|Reviews for Fairy Tales of Alisa III|
| BenoitRen chapter 1 . 8/9/2011
I thought Gwyn at the beginning sounded cute. :)
As for the fairy tale, it was weird. I liked it, but it still sounded weird to me because suddenly the soldier is in an enchanted land after wading through plants. It's probably symbolic, but I'm the type that prefers explicitism.
| Dreamer chapter 1 . 7/31/2011
Okay, I thought this was a cute short-story. Laya's interactions with Gwyn were very fitting, and I liked how, while it was subtle, there was a certain protectiveness shown for her little one.
The fairytale itself was very symbolic, and one could gather many meanings that were hinted throughout. Though, I do wonder what Laya was thinking about as she told this story and what it meant to her.

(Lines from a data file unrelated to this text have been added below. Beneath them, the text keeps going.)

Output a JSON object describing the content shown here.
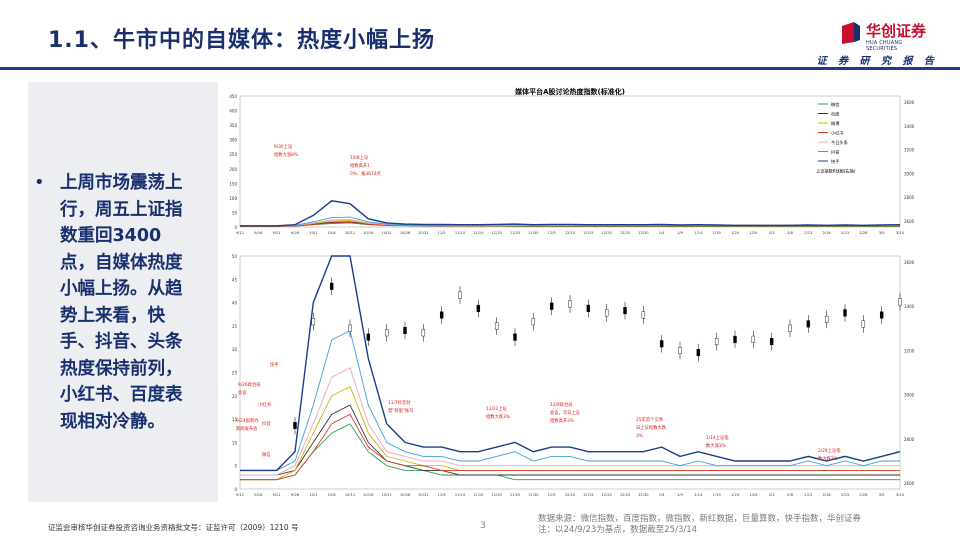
{
  "header": {
    "title": "1.1、牛市中的自媒体：热度小幅上扬",
    "logo_cn": "华创证券",
    "logo_en": "HUA CHUANG SECURITIES",
    "slogan": "证 券 研 究 报 告"
  },
  "summary": {
    "bullet_icon": "•",
    "text": "上周市场震荡上行，周五上证指数重回3400点，自媒体热度小幅上扬。从趋势上来看，快手、抖音、头条热度保持前列，小红书、百度表现相对冷静。"
  },
  "colors": {
    "brand_navy": "#1a2f6e",
    "brand_red": "#c8102e",
    "weixin": "#2e9e4f",
    "baidu": "#333333",
    "weibo": "#c8b800",
    "xiaohongshu": "#d63a2a",
    "jinritoutiao": "#f2a3c4",
    "douyin": "#3aa0d8",
    "kuaishou": "#1a3d8f",
    "annotation_red": "#d4201a"
  },
  "chart_data": {
    "type": "line",
    "title": "媒体平台A股讨论热度指数(标准化)",
    "legend": [
      "微信",
      "百度",
      "微博",
      "小红书",
      "今日头条",
      "抖音",
      "快手",
      "上证指数K线图(右轴)"
    ],
    "legend_placement": "top-right",
    "panels": [
      {
        "y_left_ticks": [
          "450",
          "400",
          "350",
          "300",
          "250",
          "200",
          "150",
          "100",
          "50",
          "0"
        ],
        "y_right_ticks": [
          "3600",
          "3400",
          "3200",
          "3000",
          "2800",
          "2600"
        ],
        "annotations": [
          "9/30上证指数大涨8%",
          "10/8上证指数高开10%，报3674点"
        ]
      },
      {
        "y_left_ticks": [
          "50",
          "45",
          "40",
          "35",
          "30",
          "25",
          "20",
          "15",
          "10",
          "5",
          "0"
        ],
        "y_right_ticks": [
          "3600",
          "3400",
          "3200",
          "3000",
          "2800",
          "2600"
        ],
        "annotations": [
          "快手",
          "9/26政治局会议",
          "小红书",
          "9/24国新办新闻发布会",
          "抖音",
          "微信",
          "11/7抖音封禁\"荐股\"账号",
          "11/22上证指数大跌3%",
          "12/9政治局会议，次日上证指数高开3%",
          "25年首个交易日上证指数大跌3%",
          "1/14上证指数大涨3%",
          "2/28上证指数大跌2%"
        ]
      }
    ],
    "x_ticks": [
      "9/11",
      "9/16",
      "9/21",
      "9/26",
      "10/1",
      "10/6",
      "10/11",
      "10/16",
      "10/21",
      "10/26",
      "10/31",
      "11/5",
      "11/10",
      "11/15",
      "11/20",
      "11/25",
      "11/30",
      "12/5",
      "12/10",
      "12/15",
      "12/20",
      "12/25",
      "12/30",
      "1/4",
      "1/9",
      "1/14",
      "1/19",
      "1/24",
      "1/29",
      "2/3",
      "2/8",
      "2/13",
      "2/18",
      "2/23",
      "2/28",
      "3/5",
      "3/10"
    ],
    "series": [
      {
        "name": "微信",
        "values": [
          2,
          2,
          2,
          3,
          8,
          12,
          14,
          8,
          5,
          4,
          4,
          3,
          3,
          3,
          3,
          2,
          2,
          2,
          2,
          2,
          2,
          2,
          2,
          2,
          2,
          2,
          2,
          2,
          2,
          2,
          2,
          2,
          2,
          2,
          2,
          2,
          2
        ]
      },
      {
        "name": "百度",
        "values": [
          3,
          3,
          3,
          4,
          10,
          16,
          18,
          10,
          6,
          5,
          4,
          4,
          3,
          3,
          3,
          3,
          3,
          3,
          3,
          3,
          3,
          3,
          3,
          3,
          3,
          3,
          3,
          3,
          3,
          3,
          3,
          3,
          3,
          3,
          3,
          3,
          3
        ]
      },
      {
        "name": "微博",
        "values": [
          2,
          2,
          2,
          4,
          12,
          20,
          22,
          12,
          7,
          6,
          5,
          5,
          4,
          4,
          4,
          4,
          4,
          4,
          4,
          4,
          4,
          4,
          4,
          4,
          4,
          4,
          4,
          4,
          4,
          4,
          4,
          4,
          4,
          4,
          4,
          4,
          4
        ]
      },
      {
        "name": "小红书",
        "values": [
          2,
          2,
          2,
          3,
          8,
          14,
          16,
          9,
          6,
          5,
          5,
          4,
          4,
          4,
          4,
          4,
          4,
          4,
          4,
          4,
          4,
          4,
          4,
          4,
          4,
          4,
          4,
          4,
          4,
          4,
          4,
          4,
          4,
          4,
          4,
          4,
          4
        ]
      },
      {
        "name": "今日头条",
        "values": [
          3,
          3,
          3,
          5,
          14,
          24,
          26,
          14,
          8,
          7,
          6,
          6,
          5,
          5,
          5,
          5,
          5,
          5,
          5,
          5,
          5,
          5,
          5,
          5,
          5,
          5,
          5,
          5,
          5,
          5,
          5,
          5,
          5,
          5,
          5,
          5,
          5
        ]
      },
      {
        "name": "抖音",
        "values": [
          4,
          4,
          4,
          6,
          18,
          32,
          34,
          18,
          10,
          8,
          7,
          7,
          6,
          6,
          7,
          8,
          6,
          7,
          7,
          6,
          6,
          6,
          6,
          6,
          5,
          6,
          5,
          5,
          5,
          5,
          5,
          6,
          5,
          6,
          5,
          6,
          6
        ]
      },
      {
        "name": "快手",
        "values": [
          4,
          4,
          4,
          8,
          40,
          90,
          80,
          28,
          14,
          10,
          9,
          9,
          8,
          8,
          9,
          10,
          8,
          9,
          9,
          8,
          8,
          8,
          8,
          9,
          7,
          8,
          7,
          6,
          6,
          6,
          6,
          7,
          6,
          7,
          6,
          7,
          8
        ]
      }
    ],
    "sh_index": [
      2720,
      2720,
      2740,
      2860,
      3330,
      3490,
      3300,
      3260,
      3280,
      3290,
      3280,
      3360,
      3450,
      3390,
      3310,
      3260,
      3330,
      3400,
      3410,
      3390,
      3370,
      3380,
      3360,
      3230,
      3200,
      3190,
      3240,
      3250,
      3250,
      3240,
      3300,
      3320,
      3340,
      3370,
      3320,
      3360,
      3420
    ],
    "y1_range": [
      0,
      450
    ],
    "y2_range_left": [
      0,
      50
    ],
    "y_right_range": [
      2600,
      3600
    ]
  },
  "footer": {
    "license": "证监会审核华创证券投资咨询业务资格批文号：证监许可（2009）1210 号",
    "page": "3",
    "source": "数据来源：微信指数，百度指数，微指数，新红数据，巨量算数，快手指数，华创证券",
    "note": "注：以24/9/23为基点，数据截至25/3/14"
  }
}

| DezoPenguin chapter 1 . 7/31/2011
An interesting story. I enjoyed the framing sequence with Laya's maternal moments (it's appropriate, of course, because she's the only one we see of the six mothers actually acting "maternal," if stereotypically so, in her comments to her child at the beginning of each quest, which suggests something about the attitude she takes towards home and family). The fairy tale itself was interesting, and I'm kind of intrigued by the message or "moral": the princess found herself torn between love and duty, the people of her kingdom were selfish and possessive, which in turn drove her to abandon them, which led them to become bitter and warlike. So given that it's being told to two princesses, is it an exhortation to obey duty over love? Or a caution that if one's people turn on one, it's all right to turn on them and live for yourself? Or just a lesson that people are what they are and there are often no perfectly right or wrong answers? And is it supposed to be a metaphor for something we know from PS history, or merely a story? Questions abound, but it made for an interesting read!